When working with asynchronous operations (memory copies and kernel execution) across multiple streams, I observed a significant difference in behavior between Linux and Windows.
Linux Behavior (Expected):
- All async operations start immediately after their respective API calls without waiting for
cudaStreamSynchronize()
orcudaDeviceSynchronize()
. - Operations on different streams run concurrently, and we can wait for their completion using
cudaStreamSynchronize()
orcudaDeviceSynchronize()
.
Windows Behavior (Unexpected):
- Async operations do not start immediately after their API calls. Instead, they only begin execution after calling
cudaStreamSynchronize()
orcudaDeviceSynchronize()
. - All operations run concurrently only when using
cudaDeviceSynchronize()
. However, ifcudaStreamSynchronize()
is used for all streams, operations execute sequentially instead of concurrently.
Sample Code:
cudaStreamCreateWithFlags(&stream[0], cudaStreamNonBlocking);
cudaStreamCreateWithFlags(&stream[1], cudaStreamNonBlocking);
cudaStreamCreateWithFlags(&stream[2], cudaStreamNonBlocking);
for (size_t i = 0; i < 16; i++) {
// Start some async operations
CUDA_RT_CALL(cudaMemcpyAsync(d_data, h_data, TEST_SIZE, cudaMemcpyHostToDevice, stream[0]));
someHeavyKernel<<<1, 1024, 0, stream[1]>>>(d_out, d_out, TEST_SIZE);
CUDA_RT_CALL(cudaMemcpyAsync(h_out, d_out, TEST_SIZE, cudaMemcpyDeviceToHost, stream[2]));
// Optionally, sleep for a while
std::this_thread::sleep_for(std::chrono::milliseconds(1));
// Use Device Synchronize
CUDA_RT_CALL(cudaDeviceSynchronize());
// OR Use Stream Synchronize (uncomment to test)
// CUDA_RT_CALL(cudaStreamSynchronize(stream[1]));
// CUDA_RT_CALL(cudaStreamSynchronize(stream[0]));
// CUDA_RT_CALL(cudaStreamSynchronize(stream[2]));
}
Experimental Observations:
Windows (with cudaStreamSynchronize()
)
Figure 1: All operations do not run concurrently.

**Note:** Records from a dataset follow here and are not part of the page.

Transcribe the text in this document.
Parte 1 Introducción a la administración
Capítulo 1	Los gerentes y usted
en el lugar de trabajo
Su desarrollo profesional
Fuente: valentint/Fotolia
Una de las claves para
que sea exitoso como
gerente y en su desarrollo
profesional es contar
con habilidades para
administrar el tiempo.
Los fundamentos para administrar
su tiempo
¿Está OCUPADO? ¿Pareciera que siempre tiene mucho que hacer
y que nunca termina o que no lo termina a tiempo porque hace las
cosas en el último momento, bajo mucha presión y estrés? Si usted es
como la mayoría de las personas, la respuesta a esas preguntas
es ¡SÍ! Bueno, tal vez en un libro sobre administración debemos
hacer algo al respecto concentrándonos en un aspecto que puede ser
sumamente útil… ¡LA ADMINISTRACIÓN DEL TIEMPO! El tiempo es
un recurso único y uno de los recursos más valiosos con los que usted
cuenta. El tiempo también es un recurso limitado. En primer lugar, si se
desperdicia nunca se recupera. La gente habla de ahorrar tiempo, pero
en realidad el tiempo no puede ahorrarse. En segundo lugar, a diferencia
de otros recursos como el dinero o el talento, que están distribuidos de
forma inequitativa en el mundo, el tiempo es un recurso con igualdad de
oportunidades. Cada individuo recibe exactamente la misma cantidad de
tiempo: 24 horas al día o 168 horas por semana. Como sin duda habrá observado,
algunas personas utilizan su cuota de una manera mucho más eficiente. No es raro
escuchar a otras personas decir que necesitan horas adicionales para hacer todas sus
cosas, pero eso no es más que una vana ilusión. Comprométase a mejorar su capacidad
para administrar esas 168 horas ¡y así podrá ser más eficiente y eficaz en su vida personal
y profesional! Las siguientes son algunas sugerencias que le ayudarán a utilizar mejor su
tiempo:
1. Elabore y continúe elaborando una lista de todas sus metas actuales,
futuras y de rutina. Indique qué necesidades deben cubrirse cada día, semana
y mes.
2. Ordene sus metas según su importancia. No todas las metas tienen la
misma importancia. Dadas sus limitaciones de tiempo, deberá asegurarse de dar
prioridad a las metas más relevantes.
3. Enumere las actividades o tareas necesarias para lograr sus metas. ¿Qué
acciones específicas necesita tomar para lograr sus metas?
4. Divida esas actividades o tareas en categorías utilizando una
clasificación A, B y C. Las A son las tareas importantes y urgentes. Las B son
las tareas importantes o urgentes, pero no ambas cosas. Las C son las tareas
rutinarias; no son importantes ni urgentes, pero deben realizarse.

Figure 2: Adding a sleep after async API calls, operations start only after the sleep, not immediately after the API call.
Windows (with cudaDeviceSynchronize()
)
Figure 3: All operations run concurrently.
Figure 4: With sleep, operations still wait until after the sleep to start, but they run concurrently.
Linux (with cudaStreamSynchronize()
)
Figure 5: All operations run concurrently.
Figure 6: Adding sleep, operations start concurrently after their API calls without waiting for cudaStreamSynchronize()
.
Linux (with cudaDeviceSynchronize()
)
Figure 7: All operations run concurrently.
Figure 8: Adding sleep, operations start concurrently after their API calls without waiting for cudaDeviceSynchronize()
.
(Im new user, the system does not allow me upload all the screen shot of NSight)
Would appreciate any insights on why Windows behaves differently and how to make async execution consistent across both platforms.